• arabadan çıktığında (09.01'de) elinde palto yokken (09.07'de) asansör'den çıktığında elinde palto olan liam neeson içeren film.
  • vasat filmler yapan senarist-yönetmen peter landesman'ın yönettiği politik film. pek umut vaat etmeyen landesman gene ortalama bir film yapmış. gerçi ilk filmi parkland vasatın altındaydı, conclussion da öyle. bu kez bunlardan bir nebze daha iyisini yapmış. mark felt'in başrolünü liam neeson üstlendi. film 2005 yılında deep throat/gammaz/muhbir olduğunu açıklayan mark felt'in başkanı koltuğundan eden gammazlığına odaklanıyor. watergate skandalı'nı herkes bilir. abd başkanı nixon rakiplerini dinlemek için böcek yerleştirtmişti, bu ortaya çıkınca da seçimi kazandıktan üç ay sonra istifa etmişti. film bu istifanın öncesini ve sonrasını mark felt açısından aktarıyor. beyaz saray'ın fbi'yı yönetmek istemesi, fbi'nin bağımsızlığını koruma çabaları, bu yüzden oluşan saray-fbi çatışmaları, felt'in washington post'a her şeyi açıklaması vs anlatılıyor. ton olarak en iyi politik filmlerden kabul edilen all the president's men'in izinden gidiyor. landesman'ın bu filmi tekrar izlediği ve onun izinden gittiği belli oluyor. liam neeson iyi oynamış. neeson'ı önüne geleni dövmediği bir filmde izlemek genelde keyifli oluyor. velhasıl yavaş tempolu politik bir film olduğunu bilerek izlenirse belki sıkmaz. gerilim filmi değil.
  • abd yakın tarihine ilgi duyuyorsanız ve watergate skandalının öncesini merak ediyorsanız izleyebilirsiniz. ben beğenmedim.
  • "başkanlar gelip geçicidir...fbi kalır...cia kalır...bizler değişmeziz..."

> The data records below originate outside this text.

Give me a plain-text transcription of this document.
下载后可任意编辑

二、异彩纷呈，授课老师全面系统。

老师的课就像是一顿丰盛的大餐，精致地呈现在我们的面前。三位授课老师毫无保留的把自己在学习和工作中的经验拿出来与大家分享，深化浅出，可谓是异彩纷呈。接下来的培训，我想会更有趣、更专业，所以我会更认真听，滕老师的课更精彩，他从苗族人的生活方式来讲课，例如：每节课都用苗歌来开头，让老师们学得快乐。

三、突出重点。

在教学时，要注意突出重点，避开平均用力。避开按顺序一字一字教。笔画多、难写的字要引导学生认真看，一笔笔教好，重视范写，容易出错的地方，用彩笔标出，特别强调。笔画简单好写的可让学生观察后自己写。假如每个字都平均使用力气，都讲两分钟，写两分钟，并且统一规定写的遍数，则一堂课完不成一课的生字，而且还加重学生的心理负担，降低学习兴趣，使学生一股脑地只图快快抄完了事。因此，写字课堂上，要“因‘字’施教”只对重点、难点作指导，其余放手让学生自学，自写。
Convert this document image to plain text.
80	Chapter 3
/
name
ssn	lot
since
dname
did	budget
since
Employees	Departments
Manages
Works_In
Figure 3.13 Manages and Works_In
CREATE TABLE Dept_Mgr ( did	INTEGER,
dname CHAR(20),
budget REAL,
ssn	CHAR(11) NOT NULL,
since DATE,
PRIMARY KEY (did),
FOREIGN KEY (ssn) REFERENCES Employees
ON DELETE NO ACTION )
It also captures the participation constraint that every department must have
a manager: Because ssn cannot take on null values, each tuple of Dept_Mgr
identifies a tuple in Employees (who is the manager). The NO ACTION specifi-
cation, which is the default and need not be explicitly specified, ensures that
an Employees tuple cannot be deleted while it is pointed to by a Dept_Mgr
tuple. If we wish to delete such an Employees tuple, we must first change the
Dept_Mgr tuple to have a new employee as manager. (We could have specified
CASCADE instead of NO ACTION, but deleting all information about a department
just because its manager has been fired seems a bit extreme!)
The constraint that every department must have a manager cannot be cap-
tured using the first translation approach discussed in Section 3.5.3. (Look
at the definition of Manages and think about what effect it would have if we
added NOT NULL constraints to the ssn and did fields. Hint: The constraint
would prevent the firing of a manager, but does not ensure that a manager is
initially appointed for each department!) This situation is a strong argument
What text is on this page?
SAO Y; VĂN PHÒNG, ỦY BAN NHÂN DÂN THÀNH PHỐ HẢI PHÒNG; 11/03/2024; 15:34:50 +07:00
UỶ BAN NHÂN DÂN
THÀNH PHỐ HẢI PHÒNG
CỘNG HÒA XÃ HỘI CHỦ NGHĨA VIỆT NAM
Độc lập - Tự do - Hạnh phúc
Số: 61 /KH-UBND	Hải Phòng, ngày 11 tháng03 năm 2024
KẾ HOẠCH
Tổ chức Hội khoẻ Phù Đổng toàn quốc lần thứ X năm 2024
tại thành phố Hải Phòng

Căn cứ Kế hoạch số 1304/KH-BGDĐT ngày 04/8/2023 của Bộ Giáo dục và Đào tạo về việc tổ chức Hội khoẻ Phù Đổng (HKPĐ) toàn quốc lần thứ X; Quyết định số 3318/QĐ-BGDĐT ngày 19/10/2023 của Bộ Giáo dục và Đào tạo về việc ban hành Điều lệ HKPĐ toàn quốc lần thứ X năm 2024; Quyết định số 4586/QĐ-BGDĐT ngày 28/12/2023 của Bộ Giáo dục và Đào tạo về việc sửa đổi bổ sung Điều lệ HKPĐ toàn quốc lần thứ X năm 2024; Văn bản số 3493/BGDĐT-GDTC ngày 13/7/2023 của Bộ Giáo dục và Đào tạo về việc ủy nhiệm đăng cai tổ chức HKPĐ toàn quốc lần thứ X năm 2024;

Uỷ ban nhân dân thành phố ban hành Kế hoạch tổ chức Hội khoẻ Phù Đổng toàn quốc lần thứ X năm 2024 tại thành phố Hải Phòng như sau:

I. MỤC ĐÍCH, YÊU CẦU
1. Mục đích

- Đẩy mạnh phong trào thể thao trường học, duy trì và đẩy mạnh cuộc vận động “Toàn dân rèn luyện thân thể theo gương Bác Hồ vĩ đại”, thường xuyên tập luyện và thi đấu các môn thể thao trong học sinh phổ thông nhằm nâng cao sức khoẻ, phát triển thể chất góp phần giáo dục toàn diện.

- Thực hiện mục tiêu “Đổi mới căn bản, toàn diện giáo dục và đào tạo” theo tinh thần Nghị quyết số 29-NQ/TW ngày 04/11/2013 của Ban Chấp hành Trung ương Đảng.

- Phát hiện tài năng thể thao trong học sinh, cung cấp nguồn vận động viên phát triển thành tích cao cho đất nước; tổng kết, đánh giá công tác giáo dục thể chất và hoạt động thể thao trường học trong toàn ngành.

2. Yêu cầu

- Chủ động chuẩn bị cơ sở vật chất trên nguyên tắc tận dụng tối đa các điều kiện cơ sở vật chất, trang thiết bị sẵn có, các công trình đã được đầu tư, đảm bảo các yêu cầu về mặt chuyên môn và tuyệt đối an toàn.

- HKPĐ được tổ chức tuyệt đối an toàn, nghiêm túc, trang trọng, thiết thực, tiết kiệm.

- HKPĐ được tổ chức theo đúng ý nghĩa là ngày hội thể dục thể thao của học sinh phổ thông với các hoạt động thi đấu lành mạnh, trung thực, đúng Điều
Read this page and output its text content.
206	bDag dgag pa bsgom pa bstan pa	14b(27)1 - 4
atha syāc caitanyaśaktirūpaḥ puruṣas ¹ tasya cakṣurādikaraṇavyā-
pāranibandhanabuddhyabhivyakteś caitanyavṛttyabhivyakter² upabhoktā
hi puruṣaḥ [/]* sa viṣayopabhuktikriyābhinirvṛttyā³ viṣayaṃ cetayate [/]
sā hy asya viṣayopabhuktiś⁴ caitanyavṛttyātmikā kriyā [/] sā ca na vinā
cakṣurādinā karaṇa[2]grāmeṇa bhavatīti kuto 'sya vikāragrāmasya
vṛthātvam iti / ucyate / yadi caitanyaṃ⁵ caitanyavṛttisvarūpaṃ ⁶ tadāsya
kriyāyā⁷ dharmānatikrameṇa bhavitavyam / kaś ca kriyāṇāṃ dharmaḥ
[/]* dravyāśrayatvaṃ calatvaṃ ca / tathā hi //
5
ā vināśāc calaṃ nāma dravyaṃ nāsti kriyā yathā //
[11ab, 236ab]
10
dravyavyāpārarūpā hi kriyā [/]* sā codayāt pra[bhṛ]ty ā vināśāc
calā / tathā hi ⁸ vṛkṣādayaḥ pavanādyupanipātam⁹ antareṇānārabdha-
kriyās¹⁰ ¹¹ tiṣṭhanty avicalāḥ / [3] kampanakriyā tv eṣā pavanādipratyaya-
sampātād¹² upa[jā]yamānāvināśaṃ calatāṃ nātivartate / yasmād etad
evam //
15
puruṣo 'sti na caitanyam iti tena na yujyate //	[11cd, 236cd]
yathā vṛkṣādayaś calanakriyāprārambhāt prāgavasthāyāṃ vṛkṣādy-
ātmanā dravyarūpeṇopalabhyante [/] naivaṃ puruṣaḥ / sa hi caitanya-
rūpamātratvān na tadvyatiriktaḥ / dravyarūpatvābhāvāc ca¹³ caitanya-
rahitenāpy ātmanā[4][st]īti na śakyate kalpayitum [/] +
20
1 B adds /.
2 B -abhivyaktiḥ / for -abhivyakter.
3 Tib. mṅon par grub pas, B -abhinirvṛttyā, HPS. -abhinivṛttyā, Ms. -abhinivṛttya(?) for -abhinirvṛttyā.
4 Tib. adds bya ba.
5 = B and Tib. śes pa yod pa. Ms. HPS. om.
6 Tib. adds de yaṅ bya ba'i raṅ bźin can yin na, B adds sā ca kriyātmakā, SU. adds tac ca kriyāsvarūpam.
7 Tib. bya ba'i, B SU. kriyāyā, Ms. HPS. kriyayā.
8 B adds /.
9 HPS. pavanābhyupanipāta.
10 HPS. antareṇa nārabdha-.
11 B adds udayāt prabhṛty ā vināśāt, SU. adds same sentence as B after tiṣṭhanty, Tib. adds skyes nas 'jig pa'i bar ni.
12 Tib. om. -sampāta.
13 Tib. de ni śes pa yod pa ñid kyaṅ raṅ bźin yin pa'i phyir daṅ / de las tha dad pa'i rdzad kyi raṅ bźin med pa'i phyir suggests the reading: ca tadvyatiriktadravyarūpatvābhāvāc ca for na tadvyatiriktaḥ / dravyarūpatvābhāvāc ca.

    watergate skandalını fbı'nın gözünden anlatıyor film.

    başkan nixon'ın fbı'ya müdahaleleri, kurumun başına kurum dışından birini ataması, patlak veren watergate skandalıyla ilgili fbı soruşturmasını kapatmaya çalışması,buna karşılık fbı'dan mark felt'in reste restle karşılık vermesini konu alıyor.

    liam neeson başarılı oyunculuğuyla filmi sırtlamış adeta.politik film severler kaçırmamalı.
  • kendini izlettirdiği için kötü diyemeyeceğim, ancak iyi de denilebilecek bir senaryoya sahip olmayan yapım. yani vasatın bir tık üstü belki. tabii vasatın bir tık üstüne gözümde çıkabilmesinin esas sebebi ilginç bir konuyu ele alıyor olması. yoksa mark felt'in fbi'daki ilginç hikayesi çok daha iyi anlatabilirdi. (bkz: watergate skandalı)

    mark felt the man who brought down the white house'daki makyajlar ve filme kasvetli bir hava verebilmek için çekildiği gri ile mavi tonları ise yapımın sınıfta kalan yönleri. diğer yandan bunları telafi eden bir liam neeson oyunculuğu var. zaten buradaki rolü biraz schindler's list'teki oskar schindler'i başarılı şekilde canlandırışını andırıyor.